Real estate ad dollars vanished as pandemic spread

Pullback came as web traffic and print readership skyrocketed

Developers pulled back on advertising as online traffic and print subscriptions grew (iStock)
Developers pulled back on advertising as online traffic and print subscriptions grew (iStock)

Eyeballs were looking for real estate to ogle online, but developers pulled back on hawking their properties.

The amount developers were willing to spend in April was 26.7 percent lower than in the same month in 2019, a report from real estate advertising agency Knightsbridge Park found. The number of inquiries, known in the industry as goals, from consumers fell by 7 percent.

Read more

But the total online traffic in April ticked up by nearly 1 percent year-over-year, which the agency says points to a return of consumer interest after March’s decline of about 15 percent.

“The situation became somewhat normalized,” said Jared Seeger, founder of Knightsbridge Park. He pointed to the breakout of online traffic in particular as evidence that “life does go on.”

In April, online traffic from social media advertising, largely on Instagram and Facebook, was up a stunning 78 percent from a year ago and the number of goals from social platforms jumped 153 percent year-over-year.

Local search traffic, which is generated from users who discover properties on Google Maps, also shot up. Traffic jumped 107 percent and goals 138 percent year-over-year.

Direct traffic, which Knightsbridge pegs as originating from offline efforts like subway ads or events, was down 22 percent year-over-year. Goals in April from direct traffic dropped 39 percent from the same month last year.

In the report, Knightsbridge attributed the large declines to traditional marketing being “heavily disrupted” by shutdowns related to the lockdown.

The report was based on a survey of 70 of the firm’s developer clients advertising residential projects in major cities. About half were in New York City, 20 percent in South Florida, and 15 percent split between Los Angeles and San Francisco.

Sign Up for the undefined Newsletter

Seeger said about 70 percent of Knightsbridge clients continued advertising, while about 30 percent stopped or dramatically reduced spending in April.

Advertising dollars began dropping in March, with Knightsbridge reporting a 4.7 percent decrease in monthly spend compared to the same month in 2019. In January and February, advertising was up nearly 14 percent and 17 percent annually. Knightsbridge’s clients spend on average $6,000 a month on digital advertising among Google, Facebook and Instagram.

There’s been a similar trend in print advertising, where the drop-off in developer’s advertising dollars has been even larger (although measuring the impact of print advertising is notoriously difficult to track).

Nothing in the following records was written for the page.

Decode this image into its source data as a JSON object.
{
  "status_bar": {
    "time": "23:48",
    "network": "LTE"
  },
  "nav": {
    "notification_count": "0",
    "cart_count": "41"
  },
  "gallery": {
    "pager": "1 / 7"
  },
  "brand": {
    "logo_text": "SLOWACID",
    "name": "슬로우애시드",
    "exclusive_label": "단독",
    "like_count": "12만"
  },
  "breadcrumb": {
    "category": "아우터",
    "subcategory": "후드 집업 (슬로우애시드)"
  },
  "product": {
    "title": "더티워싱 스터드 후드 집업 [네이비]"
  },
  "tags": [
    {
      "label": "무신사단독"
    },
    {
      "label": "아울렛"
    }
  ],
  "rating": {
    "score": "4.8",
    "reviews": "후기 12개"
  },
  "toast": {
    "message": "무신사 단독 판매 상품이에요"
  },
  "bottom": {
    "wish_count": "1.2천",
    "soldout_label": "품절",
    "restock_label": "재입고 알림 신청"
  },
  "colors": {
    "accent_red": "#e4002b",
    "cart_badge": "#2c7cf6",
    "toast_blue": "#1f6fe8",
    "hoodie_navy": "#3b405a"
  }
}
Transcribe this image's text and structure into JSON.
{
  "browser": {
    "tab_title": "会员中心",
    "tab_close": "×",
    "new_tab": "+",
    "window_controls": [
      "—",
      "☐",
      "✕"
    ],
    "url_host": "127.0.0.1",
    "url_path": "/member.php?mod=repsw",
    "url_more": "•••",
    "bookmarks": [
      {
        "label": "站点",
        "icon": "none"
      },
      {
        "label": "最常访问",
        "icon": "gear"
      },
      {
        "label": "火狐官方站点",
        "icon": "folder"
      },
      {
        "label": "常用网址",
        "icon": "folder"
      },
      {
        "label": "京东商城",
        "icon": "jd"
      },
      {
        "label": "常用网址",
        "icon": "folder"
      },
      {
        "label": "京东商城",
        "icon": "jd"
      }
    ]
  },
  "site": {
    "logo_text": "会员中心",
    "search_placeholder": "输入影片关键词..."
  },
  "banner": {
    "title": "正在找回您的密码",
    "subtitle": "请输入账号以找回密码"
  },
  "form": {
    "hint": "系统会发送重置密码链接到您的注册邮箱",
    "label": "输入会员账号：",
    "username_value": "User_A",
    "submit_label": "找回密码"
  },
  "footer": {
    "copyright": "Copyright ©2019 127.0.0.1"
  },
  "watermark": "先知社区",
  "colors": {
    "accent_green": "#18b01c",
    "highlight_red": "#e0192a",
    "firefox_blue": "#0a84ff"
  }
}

Terry Villani, head of the Villani Group, said she had seen a 75 percent drop in print advertising for new development and some brokerages since March. She said spending on Google and Facebook advertising was 21 percent lower in May than in the same period a year ago.

“Everyone just kind of hit pause for a minute,” said Villani. “It really changed once people couldn’t make appointments and go into sales centers.”

But she noted that subscriptions for print publications are increasing, which could translate into a resurgence for the medium. She pointed to Condé Nast reporting new print subscriptions more than doubled across its publications.

Villani attributed the rise in print readership to “digital fatigue” as people work from home and said she expects print advertising will be steady through the summer and begin to recover in the fall.

“It’s almost been a positive for the print world because it was already on a decline,” she said. “Honestly, Covid might have helped it.”